Realize also that all the phone and computer waves are going through very few towers so this means that everything is slow, very slow.  Sometimes we can not pull up what we need.  G mail will only partially come up so you see you have new email but you can not get to the messages sent.  Nor can you email back.
I do not think I will ever be able to get use to this in the short time I am here.  Trying and failing to Skype with my son the other night was very disappointing.  It just does not have the connectivity to accomplish this chore.
On the other hand, looking at the big picture I think about all the people here who are able to communicate with their families and that makes me happy.  Many people who teach at this school have wives, husbands and children in other villages’ hours away.  They do not get home to see them for weeks on end, sometimes months.  They now at least are able to take talk or text with them on a regular basis.

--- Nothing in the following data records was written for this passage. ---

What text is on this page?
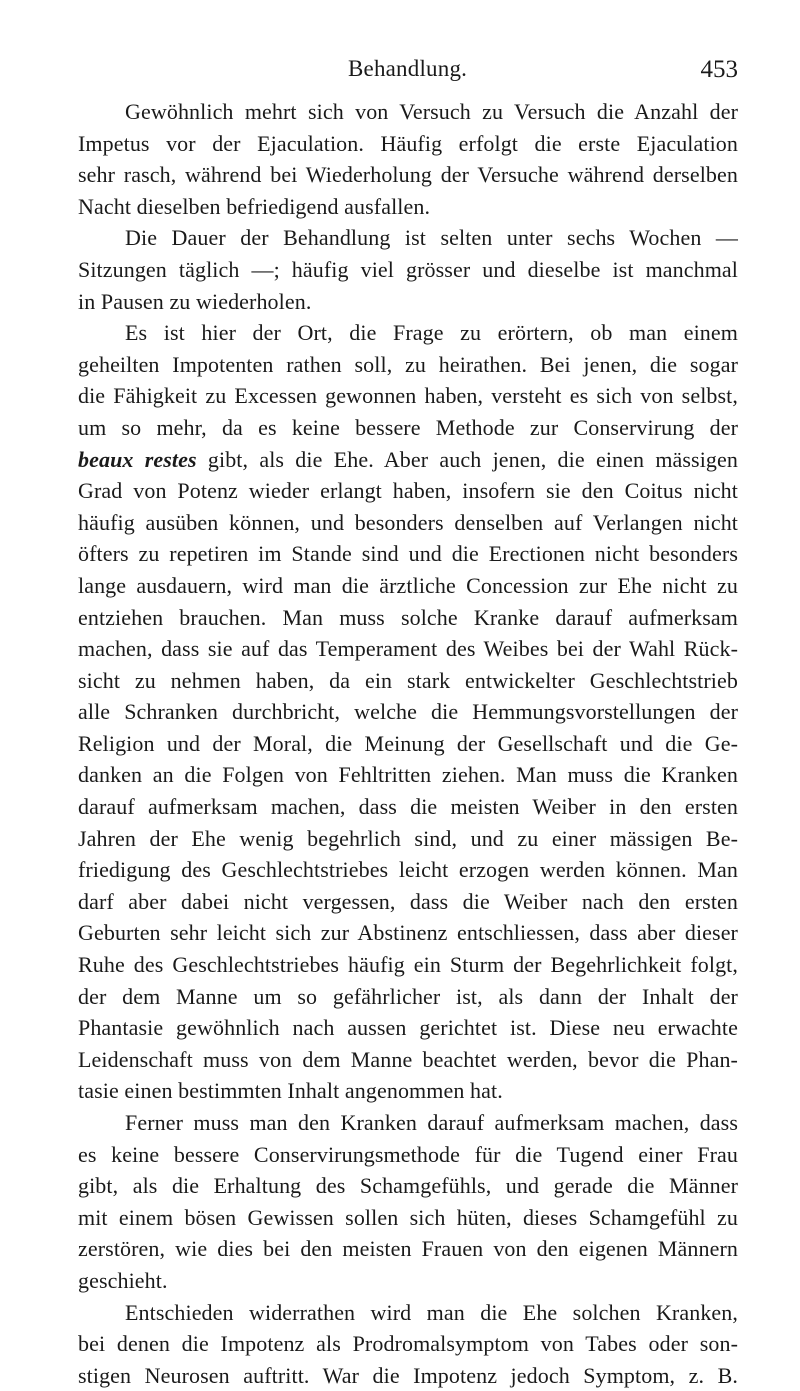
Behandlung.	453

Gewöhnlich mehrt sich von Versuch zu Versuch die Anzahl der
Impetus vor der Ejaculation. Häufig erfolgt die erste Ejaculation
sehr rasch, während bei Wiederholung der Versuche während derselben
Nacht dieselben befriedigend ausfallen.

Die Dauer der Behandlung ist selten unter sechs Wochen —
Sitzungen täglich —; häufig viel grösser und dieselbe ist manchmal
in Pausen zu wiederholen.

Es ist hier der Ort, die Frage zu erörtern, ob man einem
geheilten Impotenten rathen soll, zu heirathen. Bei jenen, die sogar
die Fähigkeit zu Excessen gewonnen haben, versteht es sich von selbst,
um so mehr, da es keine bessere Methode zur Conservirung der
beaux restes gibt, als die Ehe. Aber auch jenen, die einen mässigen
Grad von Potenz wieder erlangt haben, insofern sie den Coitus nicht
häufig ausüben können, und besonders denselben auf Verlangen nicht
öfters zu repetiren im Stande sind und die Erectionen nicht besonders
lange ausdauern, wird man die ärztliche Concession zur Ehe nicht zu
entziehen brauchen. Man muss solche Kranke darauf aufmerksam
machen, dass sie auf das Temperament des Weibes bei der Wahl Rück-
sicht zu nehmen haben, da ein stark entwickelter Geschlechtstrieb
alle Schranken durchbricht, welche die Hemmungsvorstellungen der
Religion und der Moral, die Meinung der Gesellschaft und die Ge-
danken an die Folgen von Fehltritten ziehen. Man muss die Kranken
darauf aufmerksam machen, dass die meisten Weiber in den ersten
Jahren der Ehe wenig begehrlich sind, und zu einer mässigen Be-
friedigung des Geschlechtstriebes leicht erzogen werden können. Man
darf aber dabei nicht vergessen, dass die Weiber nach den ersten
Geburten sehr leicht sich zur Abstinenz entschliessen, dass aber dieser
Ruhe des Geschlechtstriebes häufig ein Sturm der Begehrlichkeit folgt,
der dem Manne um so gefährlicher ist, als dann der Inhalt der
Phantasie gewöhnlich nach aussen gerichtet ist. Diese neu erwachte
Leidenschaft muss von dem Manne beachtet werden, bevor die Phan-
tasie einen bestimmten Inhalt angenommen hat.

Ferner muss man den Kranken darauf aufmerksam machen, dass
es keine bessere Conservirungsmethode für die Tugend einer Frau
gibt, als die Erhaltung des Schamgefühls, und gerade die Männer
mit einem bösen Gewissen sollen sich hüten, dieses Schamgefühl zu
zerstören, wie dies bei den meisten Frauen von den eigenen Männern
geschieht.

Entschieden widerrathen wird man die Ehe solchen Kranken,
bei denen die Impotenz als Prodromalsymptom von Tabes oder son-
stigen Neurosen auftritt. War die Impotenz jedoch Symptom, z. B.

These are not smart phones they are using.  In fact they are phones that ten years ago we though were fabulous.  There are very few smart phones here.  They work and that is what counts.  To these people it is a miracle.  I have been amazed when a woman walking along a dirt road with a baby on her back and a pile of stuff on her head pulls out a phone and starts to talk.
How they charge their phones when they have no electricity what puzzling me.  Carolee showed me all these tiny little run down, falling apart, ramshackle structures lining the main streets (or only streets) in the villages we pasted.  They are covered with advertising by the phone companies.  These are places where people with phones go to charge them, for a small fee of course
When one has electricity here it is still quite dicey.  We have gone for a whole day without electricity. When it goes out in the evening it is very black and dark.  The only light are the stars, the moon if it is out, my tiny flash light or my nook, if it is charged.
The towers also declare a time out several times a day.  Think about standing in a line for two hours at a bank and then power goes out or the internet goes out and then everything in the whole area stops.  That is except for the little lean-to shops in the middle of town that have been operating for hundreds of years selling their produce, meats, materials and all.  They do not need electricity. But I am sure that all of them have a cell phone on them.